At the end of the century, I lived in the Pacific Northwest. I worked for the Boy Scouts of America. I was a recent college graduate and I had not yet lost the idealism that all young people ought to have. In retrospect, I had every reason to be cynical, angry and a bit befuddled. In 1999, at the time of this story, I was back from the war only 8 years, back in the states for 7. I had graduated from Metro State in 1997, and I had traveled extensively all through the western states, lived in rural Colorado, Mexico City and San Francisco. And in 1999, I moved to Portland for a job. It was to become an antagonistic job too. After all, I had wanted to be a writer, whatever that meant, and working for the Boy Scouts was just not part of my image of what a writer should be.

I struggled with it for most of the year. I struggled to write, I struggled to find time to write. I was not mentally or emotionally prepared to juggle life, work and my internal pursuit of writing. I suppose this is not uncommon for writers or any artistic person for that matter. Rather than staying up all night reading, or writing, I spent my time in bars. Granted, I use that time of my life as a wellspring of material now (Undertakers of Rain and Dysphoric Notions, namely) it was miserable at the time. It was miserable at the time because just the year before, autumn of 1998, I was standing on the corner of 18th and California in downtown Denver with Vance Aandahl as we were discussing who was the writer of the two of us. His words are an inspiration to me now, but in 1999, Portland, Oregon, they were a curse.
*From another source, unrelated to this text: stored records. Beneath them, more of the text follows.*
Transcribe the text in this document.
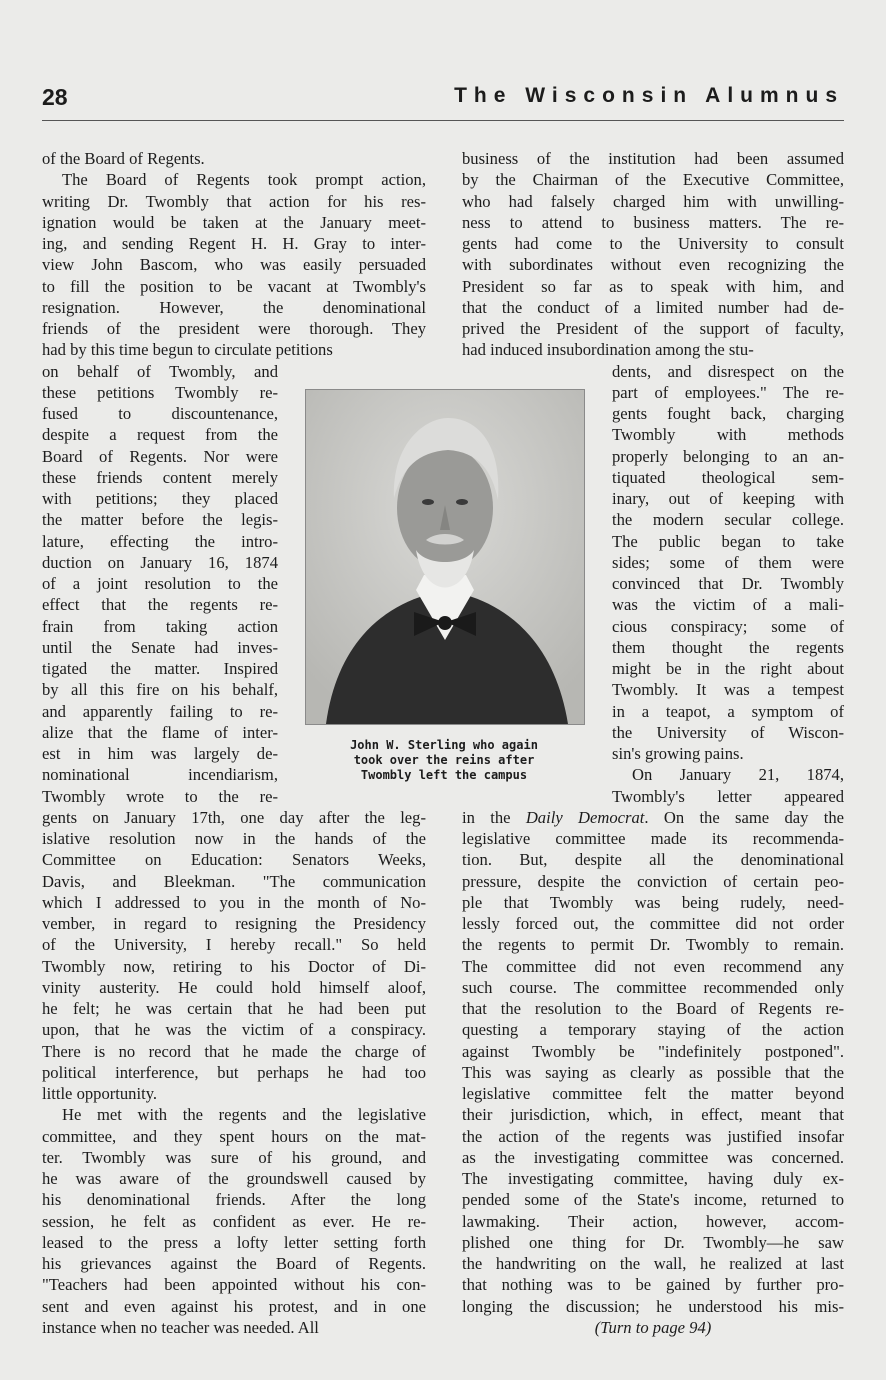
28	The Wisconsin Alumnus
of the Board of Regents.
The Board of Regents took prompt action,
writing Dr. Twombly that action for his res-
ignation would be taken at the January meet-
ing, and sending Regent H. H. Gray to inter-
view John Bascom, who was easily persuaded
to fill the position to be vacant at Twombly's
resignation. However, the denominational
friends of the president were thorough. They
had by this time begun to circulate petitions
on behalf of Twombly, and
these petitions Twombly re-
fused to discountenance,
despite a request from the
Board of Regents. Nor were
these friends content merely
with petitions; they placed
the matter before the legis-
lature, effecting the intro-
duction on January 16, 1874
of a joint resolution to the
effect that the regents re-
frain from taking action
until the Senate had inves-
tigated the matter. Inspired
by all this fire on his behalf,
and apparently failing to re-
alize that the flame of inter-
est in him was largely de-
nominational incendiarism,
Twombly wrote to the re-
gents on January 17th, one day after the leg-
islative resolution now in the hands of the
Committee on Education: Senators Weeks,
Davis, and Bleekman. "The communication
which I addressed to you in the month of No-
vember, in regard to resigning the Presidency
of the University, I hereby recall." So held
Twombly now, retiring to his Doctor of Di-
vinity austerity. He could hold himself aloof,
he felt; he was certain that he had been put
upon, that he was the victim of a conspiracy.
There is no record that he made the charge of
political interference, but perhaps he had too
little opportunity.
He met with the regents and the legislative
committee, and they spent hours on the mat-
ter. Twombly was sure of his ground, and
he was aware of the groundswell caused by
his denominational friends. After the long
session, he felt as confident as ever. He re-
leased to the press a lofty letter setting forth
his grievances against the Board of Regents.
"Teachers had been appointed without his con-
sent and even against his protest, and in one
instance when no teacher was needed. All
business of the institution had been assumed
by the Chairman of the Executive Committee,
who had falsely charged him with unwilling-
ness to attend to business matters. The re-
gents had come to the University to consult
with subordinates without even recognizing the
President so far as to speak with him, and
that the conduct of a limited number had de-
prived the President of the support of faculty,
had induced insubordination among the stu-
dents, and disrespect on the
part of employees." The re-
gents fought back, charging
Twombly with methods
properly belonging to an an-
tiquated theological sem-
inary, out of keeping with
the modern secular college.
The public began to take
sides; some of them were
convinced that Dr. Twombly
was the victim of a mali-
cious conspiracy; some of
them thought the regents
might be in the right about
Twombly. It was a tempest
in a teapot, a symptom of
the University of Wiscon-
sin's growing pains.
On January 21, 1874,
Twombly's letter appeared
in the Daily Democrat. On the same day the
legislative committee made its recommenda-
tion. But, despite all the denominational
pressure, despite the conviction of certain peo-
ple that Twombly was being rudely, need-
lessly forced out, the committee did not order
the regents to permit Dr. Twombly to remain.
The committee did not even recommend any
such course. The committee recommended only
that the resolution to the Board of Regents re-
questing a temporary staying of the action
against Twombly be "indefinitely postponed".
This was saying as clearly as possible that the
legislative committee felt the matter beyond
their jurisdiction, which, in effect, meant that
the action of the regents was justified insofar
as the investigating committee was concerned.
The investigating committee, having duly ex-
pended some of the State's income, returned to
lawmaking. Their action, however, accom-
plished one thing for Dr. Twombly—he saw
the handwriting on the wall, he realized at last
that nothing was to be gained by further pro-
longing the discussion; he understood his mis-
(Turn to page 94)
John W. Sterling who again
took over the reins after
Twombly left the campus
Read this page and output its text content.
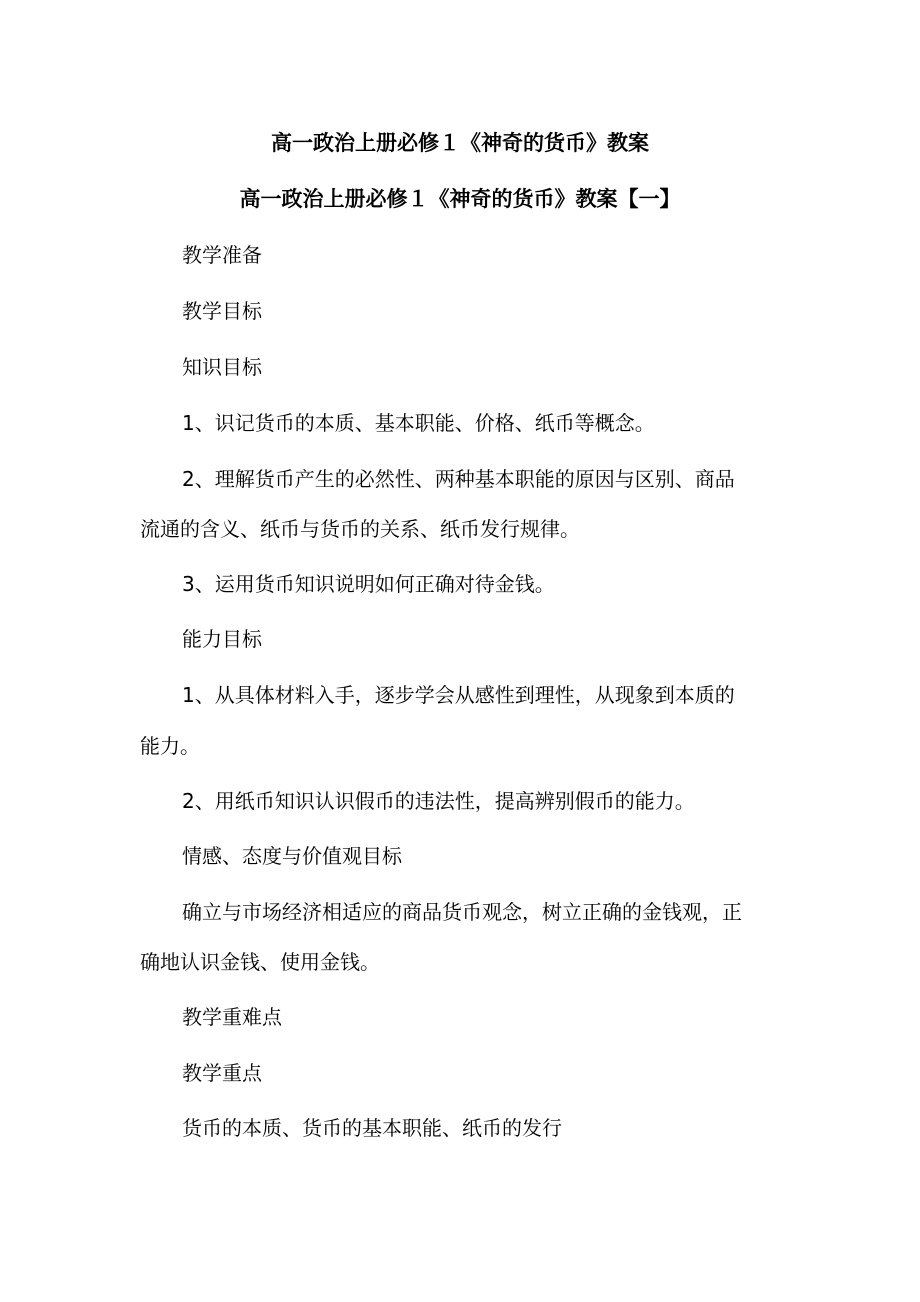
高一政治上册必修１《神奇的货币》教案
高一政治上册必修１《神奇的货币》教案【一】
教学准备
教学目标
知识目标
1、识记货币的本质、基本职能、价格、纸币等概念。
2、理解货币产生的必然性、两种基本职能的原因与区别、商品
流通的含义、纸币与货币的关系、纸币发行规律。
3、运用货币知识说明如何正确对待金钱。
能力目标
1、从具体材料入手，逐步学会从感性到理性，从现象到本质的
能力。
2、用纸币知识认识假币的违法性，提高辨别假币的能力。
情感、态度与价值观目标
确立与市场经济相适应的商品货币观念，树立正确的金钱观，正
确地认识金钱、使用金钱。
教学重难点
教学重点
货币的本质、货币的基本职能、纸币的发行
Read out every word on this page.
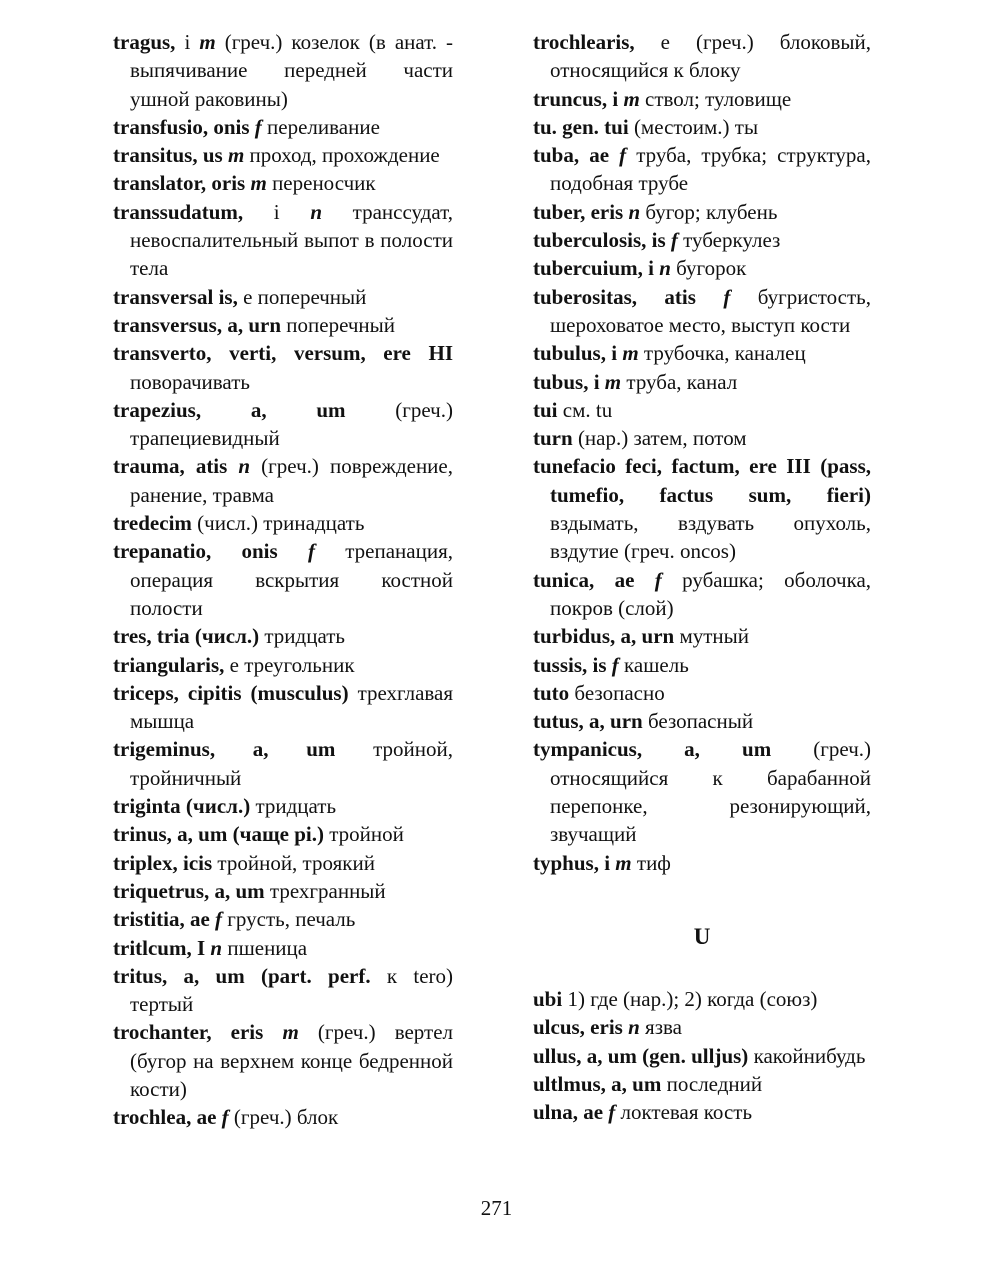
tragus, i m (греч.) козелок (в анат. - выпячивание передней части ушной раковины)
transfusio, onis f переливание
transitus, us m проход, прохождение
translator, oris m переносчик
transsudatum, i n транссудат, невоспалительный выпот в полости тела
transversal is, е поперечный
transversus, a, urn поперечный
transverto, verti, versum, ere HI поворачивать
trapezius, a, um (греч.) трапециевидный
trauma, atis n (греч.) повреждение, ранение, травма
tredecim (числ.) тринадцать
trepanatio, onis f трепанация, операция вскрытия костной полости
tres, tria (числ.) тридцать
triangularis, е треугольник
triceps, cipitis (musculus) трехглавая мышца
trigeminus, a, um тройной, тройничный
triginta (числ.) тридцать
trinus, a, um (чаще pi.) тройной
triplex, icis тройной, троякий
triquetrus, a, um трехгранный
tristitia, ae f грусть, печаль
tritlcum, I n пшеница
tritus, a, um (part. perf. к tero) тертый
trochanter, eris m (греч.) вертел (бугор на верхнем конце бедренной кости)
trochlea, ae f (греч.) блок
trochlearis, е (греч.) блоковый, относящийся к блоку
truncus, i m ствол; туловище
tu. gen. tui (местоим.) ты
tuba, ae f труба, трубка; структура, подобная трубе
tuber, eris n бугор; клубень
tuberculosis, is f туберкулез
tubercuium, i n бугорок
tuberositas, atis f бугристость, шероховатое место, выступ кости
tubulus, i m трубочка, каналец
tubus, i m труба, канал
tui см. tu
turn (нар.) затем, потом
tunefacio feci, factum, ere III (pass, tumefio, factus sum, fieri) вздымать, вздувать опухоль, вздутие (греч. oncos)
tunica, ae f рубашка; оболочка, покров (слой)
turbidus, a, urn мутный
tussis, is f кашель
tuto безопасно
tutus, a, urn безопасный
tympanicus, a, um (греч.) относящийся к барабанной перепонке, резонирующий, звучащий
typhus, i m тиф
U
ubi 1) где (нар.); 2) когда (союз)
ulcus, eris n язва
ullus, a, um (gen. ulljus) какойнибудь
ultlmus, a, um последний
ulna, ae f локтевая кость
271
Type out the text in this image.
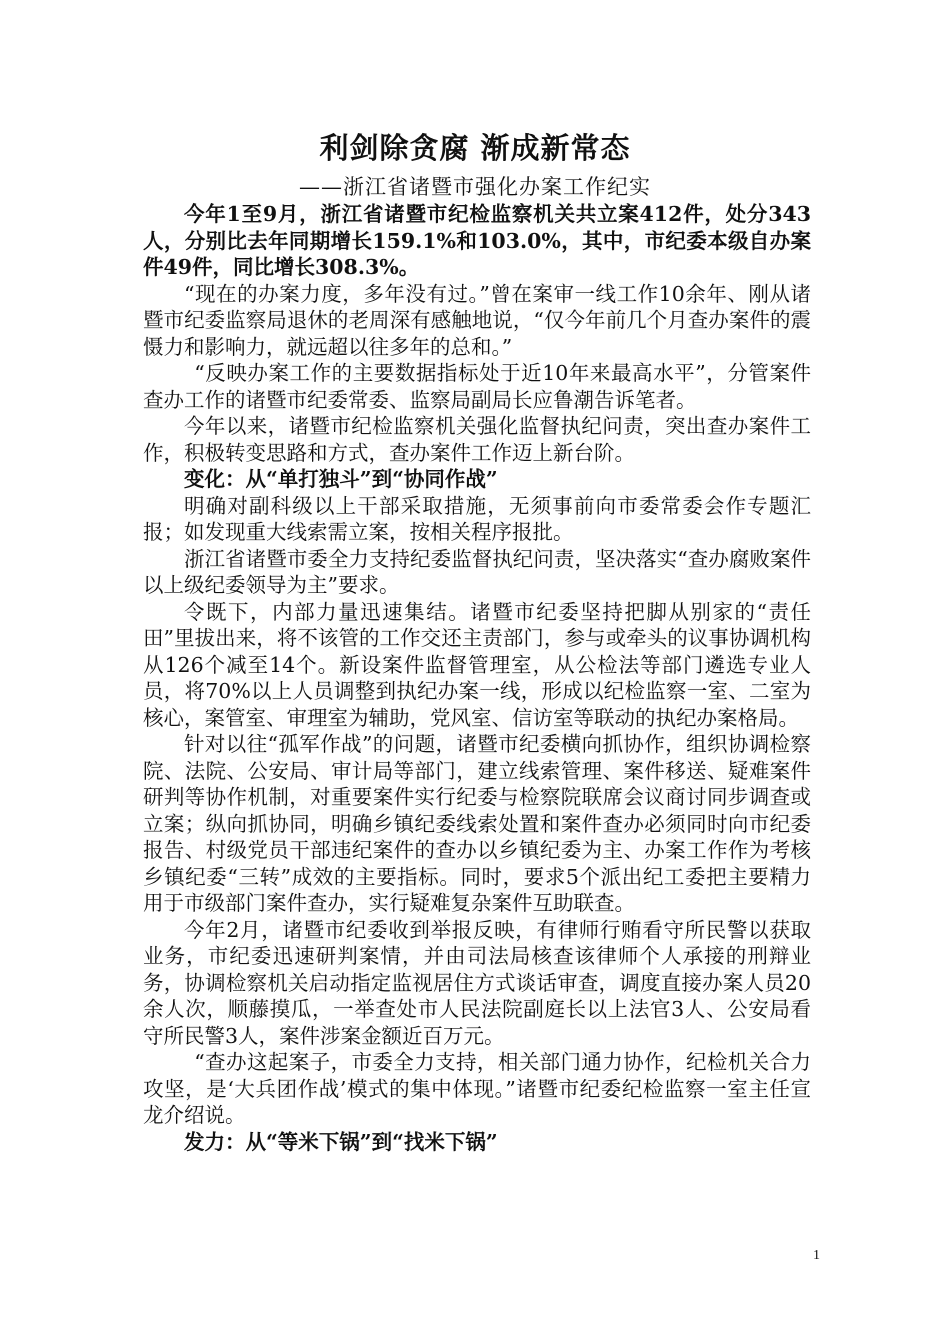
利剑除贪腐 渐成新常态
——浙江省诸暨市强化办案工作纪实

今年1至9月，浙江省诸暨市纪检监察机关共立案412件，处分343人，分别比去年同期增长159.1%和103.0%，其中，市纪委本级自办案件49件，同比增长308.3%。

“现在的办案力度，多年没有过。”曾在案审一线工作10余年、刚从诸暨市纪委监察局退休的老周深有感触地说，“仅今年前几个月查办案件的震慑力和影响力，就远超以往多年的总和。”

“反映办案工作的主要数据指标处于近10年来最高水平”，分管案件查办工作的诸暨市纪委常委、监察局副局长应鲁潮告诉笔者。

今年以来，诸暨市纪检监察机关强化监督执纪问责，突出查办案件工作，积极转变思路和方式，查办案件工作迈上新台阶。

变化：从“单打独斗”到“协同作战”

明确对副科级以上干部采取措施，无须事前向市委常委会作专题汇报；如发现重大线索需立案，按相关程序报批。

浙江省诸暨市委全力支持纪委监督执纪问责，坚决落实“查办腐败案件以上级纪委领导为主”要求。

令既下，内部力量迅速集结。诸暨市纪委坚持把脚从别家的“责任田”里拔出来，将不该管的工作交还主责部门，参与或牵头的议事协调机构从126个减至14个。新设案件监督管理室，从公检法等部门遴选专业人员，将70%以上人员调整到执纪办案一线，形成以纪检监察一室、二室为核心，案管室、审理室为辅助，党风室、信访室等联动的执纪办案格局。

针对以往“孤军作战”的问题，诸暨市纪委横向抓协作，组织协调检察院、法院、公安局、审计局等部门，建立线索管理、案件移送、疑难案件研判等协作机制，对重要案件实行纪委与检察院联席会议商讨同步调查或立案；纵向抓协同，明确乡镇纪委线索处置和案件查办必须同时向市纪委报告、村级党员干部违纪案件的查办以乡镇纪委为主、办案工作作为考核乡镇纪委“三转”成效的主要指标。同时，要求5个派出纪工委把主要精力用于市级部门案件查办，实行疑难复杂案件互助联查。

今年2月，诸暨市纪委收到举报反映，有律师行贿看守所民警以获取业务，市纪委迅速研判案情，并由司法局核查该律师个人承接的刑辩业务，协调检察机关启动指定监视居住方式谈话审查，调度直接办案人员20余人次，顺藤摸瓜，一举查处市人民法院副庭长以上法官3人、公安局看守所民警3人，案件涉案金额近百万元。

“查办这起案子，市委全力支持，相关部门通力协作，纪检机关合力攻坚，是‘大兵团作战’模式的集中体现。”诸暨市纪委纪检监察一室主任宣龙介绍说。

发力：从“等米下锅”到“找米下锅”

1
In the weeks leading up to Thanksgiving, I was in the middle of making plans with some friends of mine to take a trip up to Vancouver, BC for the long weekend. The plan was simple enough, drink, eat, sight see, make new memories. The group of five became a group of three then two then me. In the end, I went to Vancouver alone.

The distance between Portland and Vancouver, BC is not terribly far. It took four or five hours, but that was four or five hours alone in the car. Here I was, in the rain, driving into the deep north late November, 1999. I thought about plenty of things I'm sure. What was predominately eating away at my thoughts was my job at the Boy Scouts, my inability to comply to “real” life and Vance Aandahl's year old statement about me being a writer. I had not written much in 1999, if anything at all. And a small set back just days before my Canada trip proved to be nearly crippling. My handbag was stolen from my car, it had my notebook and a few letters. The letters, of course were important, but the loss of the notebook was debilitating. It had taken me 8 or 9 months to fill half of it. I don't know what was in it, and I never will and I hope there is a special place in hell for the person who took it.

For my entire stay in Vancouver, I carried the replacement notebook with me everywhere I went.

The events of the Vancouver trip are not important. What I did with them is important. I made it back to Portland. I bought enough food for three weeks and I sat at my computer for about 72 hours and composed a novel. Reading it now, I will tell you, is like watching your dog take a shit. It stinks and it's something you gotta pick up all warm and squishy.

The product might be shit, but the process was unbelievable.

When the novel was written, when the trip was over, when the Thanksgiving break was shelved for another year, it was time to go back to work. Somehow in the office the following Monday, I just did not feel the same as when I left. I knew what I would have to become, and as the century came to a close, I didn't quite know how to do.